Quando há dois anos e picos – embora a palavra salpicos seja mais apropriada – revelou, com “Water”, um programa em que foi levada a meditar sobre o “cruzamento das dimensões decorativas e místicas da água através do seu poder transformador e das suas funções regeneradoras”, era óbvio que Hélène Grimaud escorregava para um abismo metafórico, desejosa de se soltar do passado (nessa medida, lembrava Miss X, referida por Jung em “Os Arquétipos e o Inconsciente Coletivo”, que de modo a descrever a situação de impasse em que se encontrava pintou uma aguarela de si mesma à beira-mar com a parte inferior do corpo presa em pedregulhos, como que apanhada pela cintura numa torrente de lava). Mesmo a fechar o disco, quando interpretava “La Cathédrale engloutie”, de Debussy, o medo maior era que, uma vez desaparecida nas profundezas da retórica, Hélène não mais conseguisse voltar à superfície. 

Agora, neste “Memory”, quando explica que lhe interessa explorar um “estado consciente comum a todos” e nos diz que “cada uma destas peças serve para evocar atmosferas de frágeis reflexos, uma miragem do que foi e do que podia ter sido” no que, enquanto seres humanos, diz respeito a “necessidades, motivações e desejos”, não esquecendo – ufa – que “a memória é como uma inexplicável e incontrolável força que espelha de forma pungente (…) aquilo que nos vai no âmago”, torna-se por demais evidente que, desta feita, está já a saltar em queda livre num depressivo precipício concetual.
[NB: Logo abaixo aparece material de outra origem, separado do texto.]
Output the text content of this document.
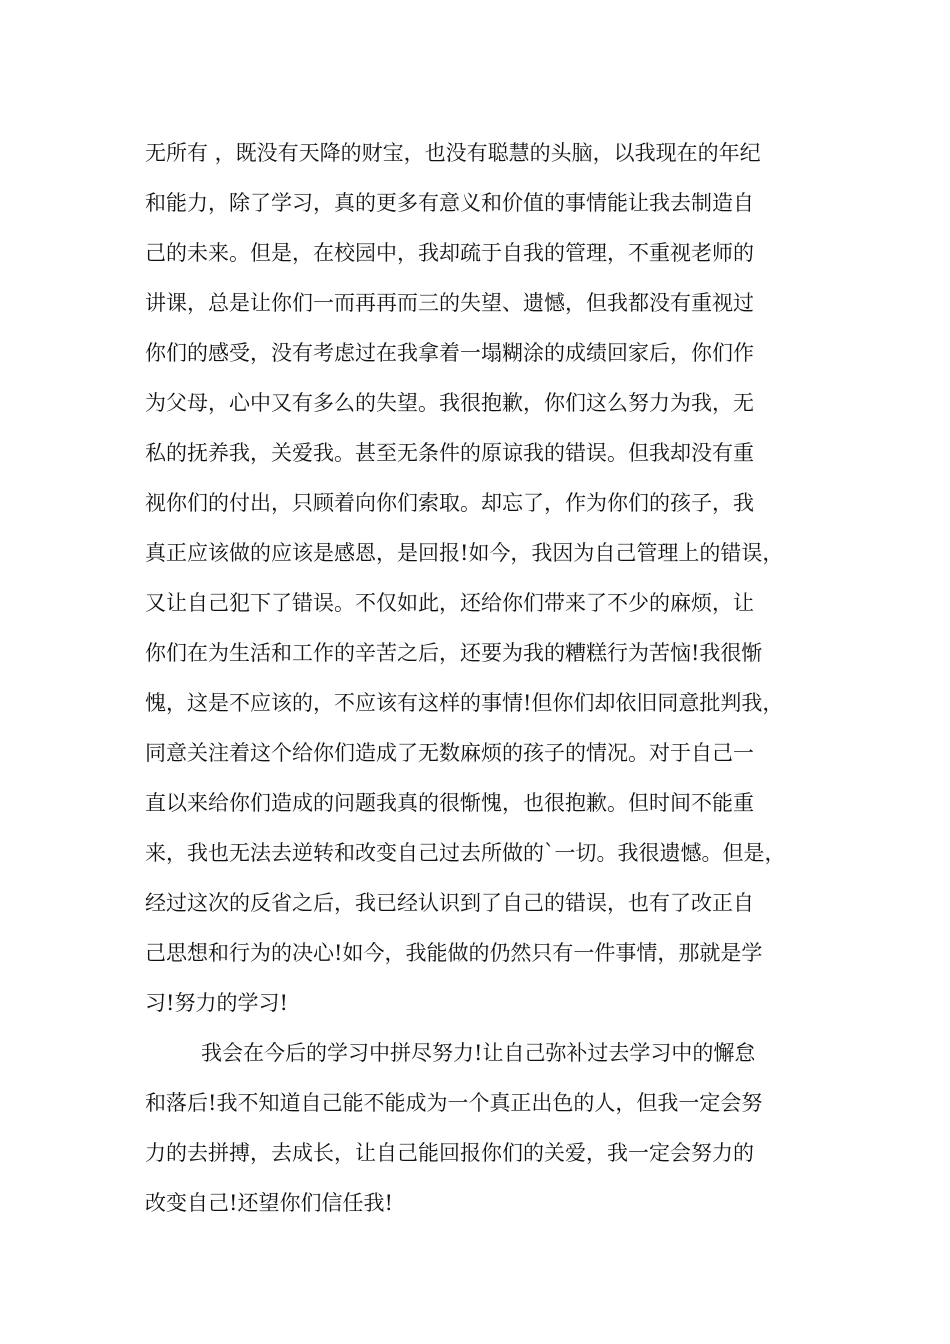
无所有 ，既没有天降的财宝，也没有聪慧的头脑，以我现在的年纪
和能力，除了学习，真的更多有意义和价值的事情能让我去制造自
己的未来。但是，在校园中，我却疏于自我的管理，不重视老师的
讲课，总是让你们一而再再而三的失望、遗憾，但我都没有重视过
你们的感受，没有考虑过在我拿着一塌糊涂的成绩回家后，你们作
为父母，心中又有多么的失望。我很抱歉，你们这么努力为我，无
私的抚养我，关爱我。甚至无条件的原谅我的错误。但我却没有重
视你们的付出，只顾着向你们索取。却忘了，作为你们的孩子，我
真正应该做的应该是感恩，是回报!如今，我因为自己管理上的错误，
又让自己犯下了错误。不仅如此，还给你们带来了不少的麻烦，让
你们在为生活和工作的辛苦之后，还要为我的糟糕行为苦恼!我很惭
愧，这是不应该的，不应该有这样的事情!但你们却依旧同意批判我，
同意关注着这个给你们造成了无数麻烦的孩子的情况。对于自己一
直以来给你们造成的问题我真的很惭愧，也很抱歉。但时间不能重
来，我也无法去逆转和改变自己过去所做的`一切。我很遗憾。但是，
经过这次的反省之后，我已经认识到了自己的错误，也有了改正自
己思想和行为的决心!如今，我能做的仍然只有一件事情，那就是学
习!努力的学习!
我会在今后的学习中拼尽努力!让自己弥补过去学习中的懈怠
和落后!我不知道自己能不能成为一个真正出色的人，但我一定会努
力的去拼搏，去成长，让自己能回报你们的关爱，我一定会努力的
改变自己!还望你们信任我!
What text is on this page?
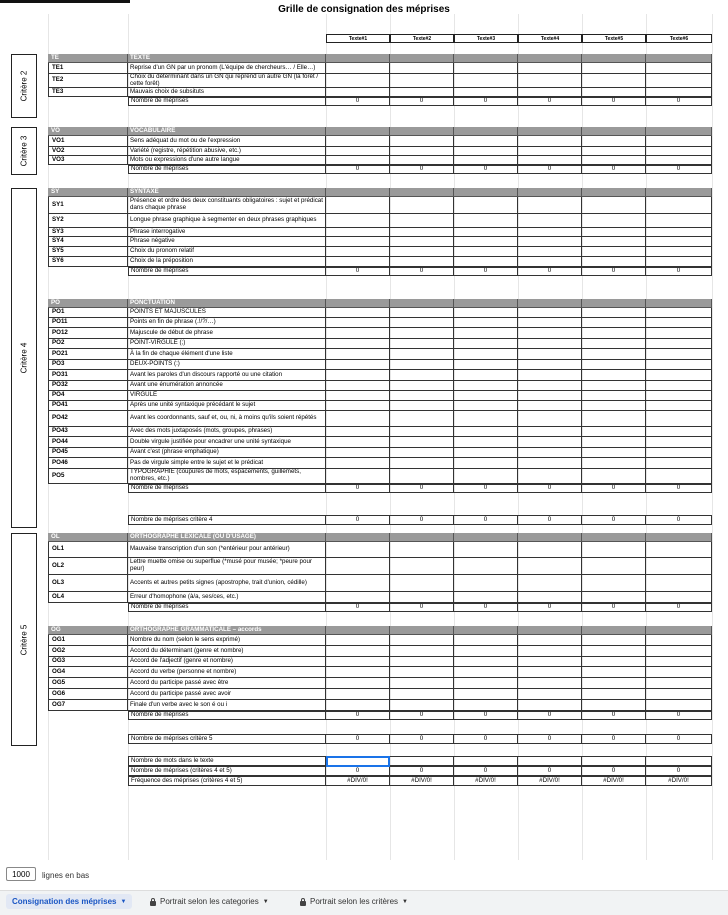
Grille de consignation des méprises
Texte#1	Texte#2	Texte#3	Texte#4	Texte#5	Texte#6
TE	TEXTE
TE1	Reprise d'un GN par un pronom (L'équipe de chercheurs… / Elle…)
TE2	Choix du déterminant dans un GN qui reprend un autre GN (la forêt / cette forêt)
TE3	Mauvais choix de subsituts
Nombre de méprises	0	0	0	0	0	0
VO	VOCABULAIRE
VO1	Sens adéquat du mot ou de l'expression
VO2	Variété (registre, répétition abusive, etc.)
VO3	Mots ou expressions d'une autre langue
Nombre de méprises	0	0	0	0	0	0
SY	SYNTAXE
SY1	Présence et ordre des deux constituants obligatoires : sujet et prédicat dans chaque phrase
SY2	Longue phrase graphique à segmenter en deux phrases graphiques
SY3	Phrase interrogative
SY4	Phrase négative
SY5	Choix du pronom relatif
SY6	Choix de la préposition
Nombre de méprises	0	0	0	0	0	0
PO	PONCTUATION
PO1	POINTS ET MAJUSCULES
PO11	Points en fin de phrase (.!/?/…)
PO12	Majuscule de début de phrase
PO2	POINT-VIRGULE (;)
PO21	À la fin de chaque élément d'une liste
PO3	DEUX-POINTS (:)
PO31	Avant les paroles d'un discours rapporté ou une citation
PO32	Avant une énumération annoncée
PO4	VIRGULE
PO41	Après une unité syntaxique précédant le sujet
PO42	Avant les coordonnants, sauf et, ou, ni, à moins qu'ils soient répétés
PO43	Avec des mots juxtaposés (mots, groupes, phrases)
PO44	Double virgule justifiée pour encadrer une unité syntaxique
PO45	Avant c'est (phrase emphatique)
PO46	Pas de virgule simple entre le sujet et le prédicat
PO5	TYPOGRAPHIE (coupures de mots, espacements, guillemets, nombres, etc.)
Nombre de méprises	0	0	0	0	0	0
Nombre de méprises critère 4	0	0	0	0	0	0
OL	ORTHOGRAPHE LEXICALE (OU D'USAGE)
OL1	Mauvaise transcription d'un son (*entérieur pour antérieur)
OL2	Lettre muette omise ou superflue (*musé pour musée; *peure pour peur)
OL3	Accents et autres petits signes (apostrophe, trait d'union, cédille)
OL4	Erreur d'homophone (à/a, ses/ces, etc.)
Nombre de méprises	0	0	0	0	0	0
OG	ORTHOGRAPHE GRAMMATICALE – accords
OG1	Nombre du nom (selon le sens exprimé)
OG2	Accord du déterminant (genre et nombre)
OG3	Accord de l'adjectif (genre et nombre)
OG4	Accord du verbe (personne et nombre)
OG5	Accord du participe passé avec être
OG6	Accord du participe passé avec avoir
OG7	Finale d'un verbe avec le son é ou i
Nombre de méprises	0	0	0	0	0	0
Nombre de méprises critère 5	0	0	0	0	0	0
Nombre de mots dans le texte
Nombre de méprises (critères 4 et 5)	0	0	0	0	0	0
Fréquence des méprises (critères 4 et 5)	#DIV/0!	#DIV/0!	#DIV/0!	#DIV/0!	#DIV/0!	#DIV/0!
Critère 2
Critère 3
Critère 4
Critère 5
1000	lignes en bas
Consignation des méprises ▼	Portrait selon les categories ▼	Portrait selon les critères ▼
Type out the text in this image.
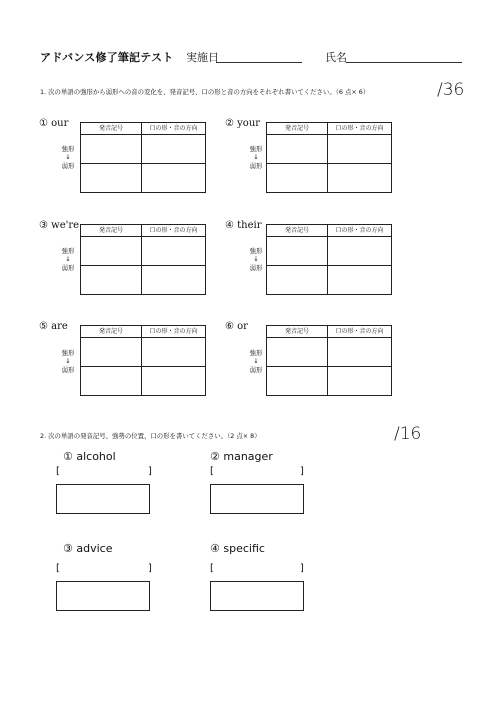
アドバンス修了筆記テスト 実施日	氏名
1. 次の単語の強形から弱形への音の変化を、発音記号、口の形と音の方向をそれぞれ書いてください。（6 点× 6）	/36
① our	発音記号	口の形・音の方向

強形
↓
弱形
② your	発音記号	口の形・音の方向

強形
↓
弱形
③ we're	発音記号	口の形・音の方向

強形
↓
弱形
④ their	発音記号	口の形・音の方向

強形
↓
弱形
⑤ are	発音記号	口の形・音の方向

強形
↓
弱形
⑥ or	発音記号	口の形・音の方向

強形
↓
弱形
2. 次の単語の発音記号、強勢の位置、口の形を書いてください。（2 点× 8）	/16
① alcohol
[	]
② manager
[	]
③ advice
[	]
④ specific
[	]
Escutando-a, na realidade, o que vem efetivamente à memória é Romy Schneider a cantar ‘La Chanson d’Hélène’, no filme “As Coisas da Vida”: “E o meu quarto está encerrado/ Aqui, o sol não entra mais”. Sobram as recordações, claro, e sucessivas refeições à base de madalenas: no caso, Hélène tenta extrair o açúcar da introspecção a Silvestrov (em cintilantes “Bagatelas”), Debussy (numas “Ao Luar” e “A Mais que Lenta” apropriadamente atmosféricas), Chopin (uma valsa ou uma mazurca sem a vertigem da poesia) e Satie (“Cnossianas”, com um tétrico rubato). Mais etérea, ela, só quando trocar o piano por uma harpa eólica.